Yᵢ = DᵢYᵢ¹ + (1-Dᵢ)Yᵢ⁰
In order to find causality from this equation, on simply needs to subtract Yᵢ⁰ from Yᵢ¹:
δᵢ = Yᵢ¹ - Yᵢ⁰
While this equation does provide a simple way to understand causality, it also makes clear why causality is so difficult to determine. This is because we only know the actual outcome and whether or not the treatment was applied. In terms of the equation, we know Yᵢ and Dᵢ for certain. However, we can know either Yᵢ¹ or Yᵢ⁰, but not both. As such, simply understanding the equation is insufficient for determining causality and it is impossible to know the causal effects for an individual.

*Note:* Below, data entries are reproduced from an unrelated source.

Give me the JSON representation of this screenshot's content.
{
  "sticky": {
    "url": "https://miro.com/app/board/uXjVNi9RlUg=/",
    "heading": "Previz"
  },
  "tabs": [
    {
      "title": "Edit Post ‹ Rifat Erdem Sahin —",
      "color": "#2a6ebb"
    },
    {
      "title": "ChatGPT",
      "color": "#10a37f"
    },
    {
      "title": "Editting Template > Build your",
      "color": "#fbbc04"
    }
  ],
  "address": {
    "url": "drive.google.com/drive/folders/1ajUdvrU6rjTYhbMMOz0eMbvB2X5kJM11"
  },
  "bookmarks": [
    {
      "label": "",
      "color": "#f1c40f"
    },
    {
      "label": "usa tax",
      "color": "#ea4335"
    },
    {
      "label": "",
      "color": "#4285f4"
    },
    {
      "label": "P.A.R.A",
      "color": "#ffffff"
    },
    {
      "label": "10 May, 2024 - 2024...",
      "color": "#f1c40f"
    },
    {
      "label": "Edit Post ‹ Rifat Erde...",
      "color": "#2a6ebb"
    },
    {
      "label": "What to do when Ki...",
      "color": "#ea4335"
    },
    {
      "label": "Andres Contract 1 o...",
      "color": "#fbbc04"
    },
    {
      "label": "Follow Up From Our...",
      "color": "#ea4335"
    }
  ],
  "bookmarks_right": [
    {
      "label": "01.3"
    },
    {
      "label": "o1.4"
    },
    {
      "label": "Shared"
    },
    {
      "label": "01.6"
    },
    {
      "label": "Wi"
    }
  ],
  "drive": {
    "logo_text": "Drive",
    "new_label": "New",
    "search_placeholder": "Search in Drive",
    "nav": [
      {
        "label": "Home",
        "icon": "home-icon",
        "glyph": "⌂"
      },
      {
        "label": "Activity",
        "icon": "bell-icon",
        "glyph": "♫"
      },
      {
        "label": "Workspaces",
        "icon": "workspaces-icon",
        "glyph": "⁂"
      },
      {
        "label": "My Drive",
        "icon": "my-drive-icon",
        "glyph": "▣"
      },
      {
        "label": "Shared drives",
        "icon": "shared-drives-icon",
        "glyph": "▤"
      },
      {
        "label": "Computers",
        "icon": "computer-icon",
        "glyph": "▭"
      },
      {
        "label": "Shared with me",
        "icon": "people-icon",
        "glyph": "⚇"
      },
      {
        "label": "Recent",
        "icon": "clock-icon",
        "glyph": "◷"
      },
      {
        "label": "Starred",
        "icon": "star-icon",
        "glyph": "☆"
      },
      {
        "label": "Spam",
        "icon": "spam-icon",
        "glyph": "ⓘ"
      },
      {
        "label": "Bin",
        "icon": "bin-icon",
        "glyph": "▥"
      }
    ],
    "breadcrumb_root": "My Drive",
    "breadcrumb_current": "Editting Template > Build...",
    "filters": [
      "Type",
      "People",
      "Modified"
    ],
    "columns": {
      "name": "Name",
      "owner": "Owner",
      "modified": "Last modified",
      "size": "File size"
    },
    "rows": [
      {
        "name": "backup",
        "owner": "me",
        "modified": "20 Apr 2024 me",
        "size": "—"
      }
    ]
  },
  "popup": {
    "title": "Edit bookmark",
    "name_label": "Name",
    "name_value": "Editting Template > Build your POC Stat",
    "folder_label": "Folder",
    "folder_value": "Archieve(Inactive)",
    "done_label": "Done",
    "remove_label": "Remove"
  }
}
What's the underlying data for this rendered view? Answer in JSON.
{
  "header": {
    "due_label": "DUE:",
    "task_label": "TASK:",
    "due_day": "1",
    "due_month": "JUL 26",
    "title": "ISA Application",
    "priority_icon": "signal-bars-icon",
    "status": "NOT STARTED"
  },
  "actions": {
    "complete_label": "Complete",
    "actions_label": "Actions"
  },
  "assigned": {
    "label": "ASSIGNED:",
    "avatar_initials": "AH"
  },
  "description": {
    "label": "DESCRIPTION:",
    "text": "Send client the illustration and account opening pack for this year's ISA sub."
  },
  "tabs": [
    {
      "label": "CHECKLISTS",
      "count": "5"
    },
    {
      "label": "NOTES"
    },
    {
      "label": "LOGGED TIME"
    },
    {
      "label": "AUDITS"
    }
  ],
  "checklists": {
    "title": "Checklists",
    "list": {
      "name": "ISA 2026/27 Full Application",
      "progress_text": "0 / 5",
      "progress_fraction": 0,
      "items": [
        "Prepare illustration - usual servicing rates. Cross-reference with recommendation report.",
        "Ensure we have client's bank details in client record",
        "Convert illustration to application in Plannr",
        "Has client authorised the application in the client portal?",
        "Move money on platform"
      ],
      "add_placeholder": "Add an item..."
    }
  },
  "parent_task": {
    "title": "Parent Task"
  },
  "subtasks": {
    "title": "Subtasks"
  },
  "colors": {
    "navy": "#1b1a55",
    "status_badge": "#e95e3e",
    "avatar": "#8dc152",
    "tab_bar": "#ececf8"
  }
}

By expanding the equation to deal with populations and population means, one can attempt to estimate causality. Rather than using a certain metric, one may instead use the average, and thus an expectation.
E[δᵢ] = E[Yᵢ¹] - E[Yᵢ⁰]
This equation, by itself, appears sufficient to estimate the Average Treatment Effect, or ATT. However, it is not enough. This is because, like the equation for the effect on individuals, we do not know all Yᵢ¹s or Yᵢ⁰. We only know E[Yᵢ¹|Dᵢ=1] and E[Yᵢ⁰|Dᵢ=0], or the average outcome of those who were treated and the average outcome of those who were not treated. Using some creative algebra though, one can create a new equation, using E[Yᵢ¹|Dᵢ=1] and E[Yᵢ⁰|Dᵢ=0], that does determine the ATE:
E[Yᵢ¹|Dᵢ=1] - E[Yᵢ⁰|Dᵢ=0] = ATE + E[Yᵢ⁰|Dᵢ=1] - E[Yᵢ⁰|Dᵢ=0] + (1−π)(ATT−ATU)

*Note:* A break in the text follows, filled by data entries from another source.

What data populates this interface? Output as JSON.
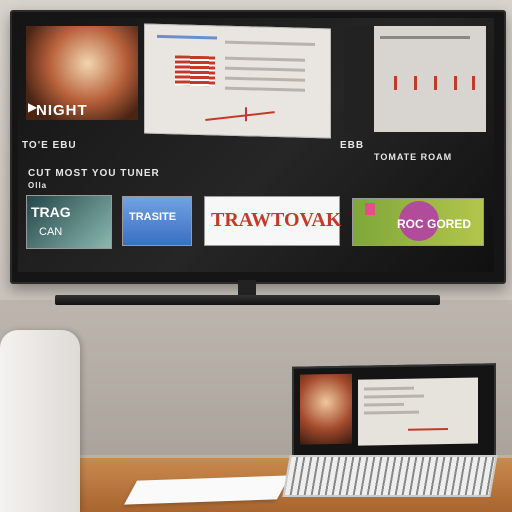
{
  "tv": {
    "hero_title": "NIGHT",
    "hero_play_icon": "play-icon",
    "heading_left": "TO'E EBU",
    "heading_right": "EBB",
    "heading_right_sub": "TOMATE ROAM",
    "section_label": "CUT MOST YOU TUNER",
    "section_sub": "Olla",
    "tiles": [
      {
        "title": "TRAG",
        "subtitle": "CAN"
      },
      {
        "title": "TRASITE"
      },
      {
        "title": "TRAWTOVAK"
      },
      {
        "title": "ROC GORED"
      }
    ]
  },
  "colors": {
    "accent_red": "#c43a2a",
    "screen_bg": "#1a1a1a",
    "tile_green": "#8fb14a",
    "tile_blue": "#4f86d6"
  }
}
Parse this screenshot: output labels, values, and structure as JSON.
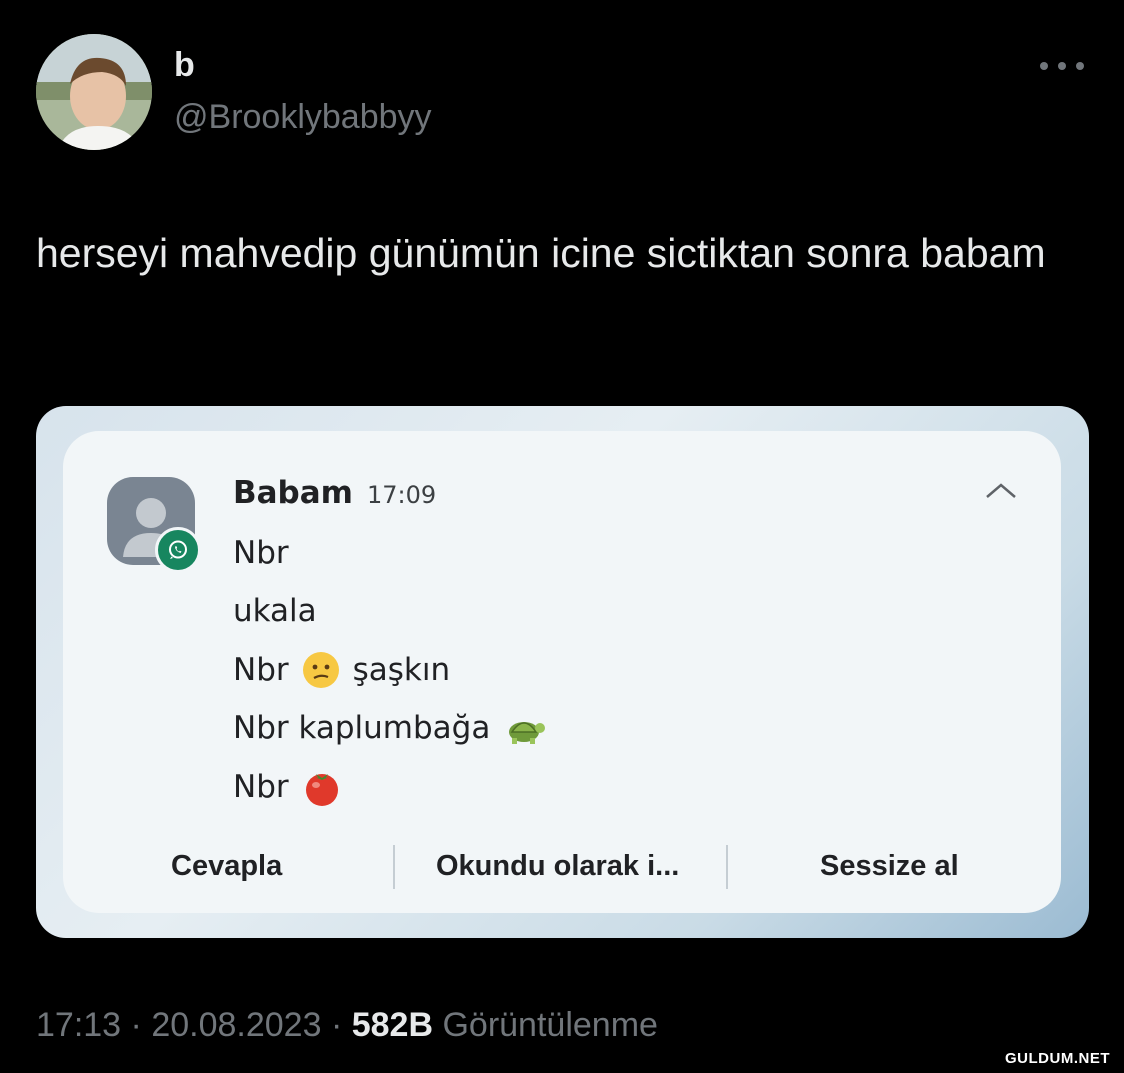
{
  "tweet": {
    "display_name": "b",
    "handle": "@Brooklybabbyy",
    "text": "herseyi mahvedip günümün icine sictiktan sonra babam",
    "time": "17:13",
    "date": "20.08.2023",
    "views_count": "582B",
    "views_label": "Görüntülenme",
    "separator": "·"
  },
  "notification": {
    "sender": "Babam",
    "time": "17:09",
    "app_badge_icon": "whatsapp-icon",
    "messages": [
      {
        "text": "Nbr",
        "emoji": ""
      },
      {
        "text": "ukala",
        "emoji": ""
      },
      {
        "text": "Nbr",
        "emoji": "😕",
        "after": "şaşkın"
      },
      {
        "text": "Nbr kaplumbağa",
        "emoji": "🐢"
      },
      {
        "text": "Nbr",
        "emoji": "🍅"
      }
    ],
    "actions": {
      "reply": "Cevapla",
      "mark_read": "Okundu olarak i...",
      "mute": "Sessize al"
    }
  },
  "watermark": "GULDUM.NET",
  "colors": {
    "background": "#000000",
    "text_primary": "#e7e9ea",
    "text_secondary": "#71767b",
    "whatsapp_green": "#17865f"
  }
}
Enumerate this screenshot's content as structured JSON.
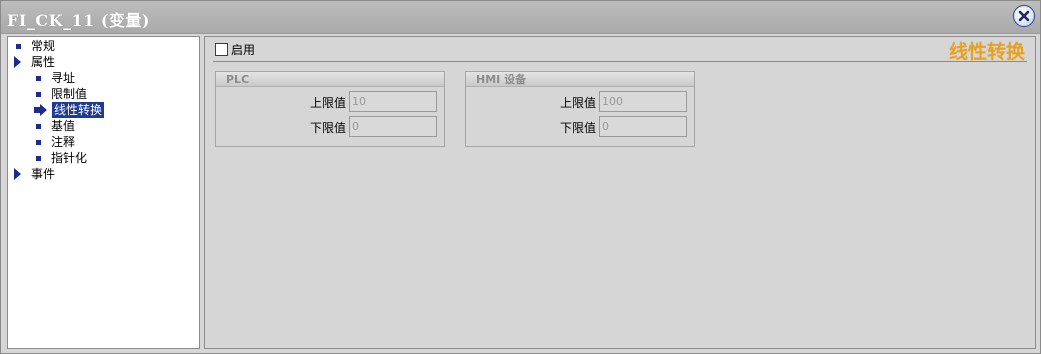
{
  "window": {
    "title": "FI_CK_11 (变量)",
    "close_icon": "close-icon"
  },
  "tree": {
    "items": [
      {
        "label": "常规",
        "level": 0,
        "marker": "square-bullet"
      },
      {
        "label": "属性",
        "level": 0,
        "marker": "expand-triangle"
      },
      {
        "label": "寻址",
        "level": 1,
        "marker": "square-bullet"
      },
      {
        "label": "限制值",
        "level": 1,
        "marker": "square-bullet"
      },
      {
        "label": "线性转换",
        "level": 1,
        "marker": "selected-arrow",
        "selected": true
      },
      {
        "label": "基值",
        "level": 1,
        "marker": "square-bullet"
      },
      {
        "label": "注释",
        "level": 1,
        "marker": "square-bullet"
      },
      {
        "label": "指针化",
        "level": 1,
        "marker": "square-bullet"
      },
      {
        "label": "事件",
        "level": 0,
        "marker": "expand-triangle"
      }
    ]
  },
  "content": {
    "enable_label": "启用",
    "enable_checked": false,
    "section_title": "线性转换",
    "accent_color": "#e8a020",
    "plc": {
      "header": "PLC",
      "upper_label": "上限值",
      "upper_value": "10",
      "lower_label": "下限值",
      "lower_value": "0"
    },
    "hmi": {
      "header": "HMI 设备",
      "upper_label": "上限值",
      "upper_value": "100",
      "lower_label": "下限值",
      "lower_value": "0"
    }
  }
}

In this new equation π is the share of participants who were treated, while ATT is the average treatment effect on those who were treated and ATU is the average treatment effect on those who were not treated. At first glance, this new equations appears to be insufficient to determine ATE, after all there are to other parts to the equation. However, once one understands what those other parts mean, it becomes clear that it is possible to minimize or outright eliminate them.
The first part, E[Yᵢ⁰|Dᵢ=1] - E[Yᵢ⁰|Dᵢ=0], can be understood as selection bias. In other words, it is the difference between the treated and untreated groups that would have been present regardless. To use the heart surgery example, doctors only give heart surgery to people who need it. The outcome of a person who needs heart surgery and doesn’t get it is probably very different from someone who doesn’t need it.
The second bias in the equation is (1−π)(ATT−ATU). This can be interpreted as heterogenous treatment effect bias. In other words, the effect of being treated may be different between the groups. Continuing with heart surgery, if someone needs heart surgery and gets it, the outcome will be better than the outcome had they not gotten it. On the other hand, if someone does not need heart surgery, getting it will probably be harmful.
Fortunately, both selection bias and heterogenous treatment effect bias have the same solution. Essentially, one must ensure that people are treated independently of their prior state or outcome of the treatment. The easiest method of doing this, as hinted at before, is randomization. By ensuring that who gets treated is random, the difference between the two groups will, on average, be zero.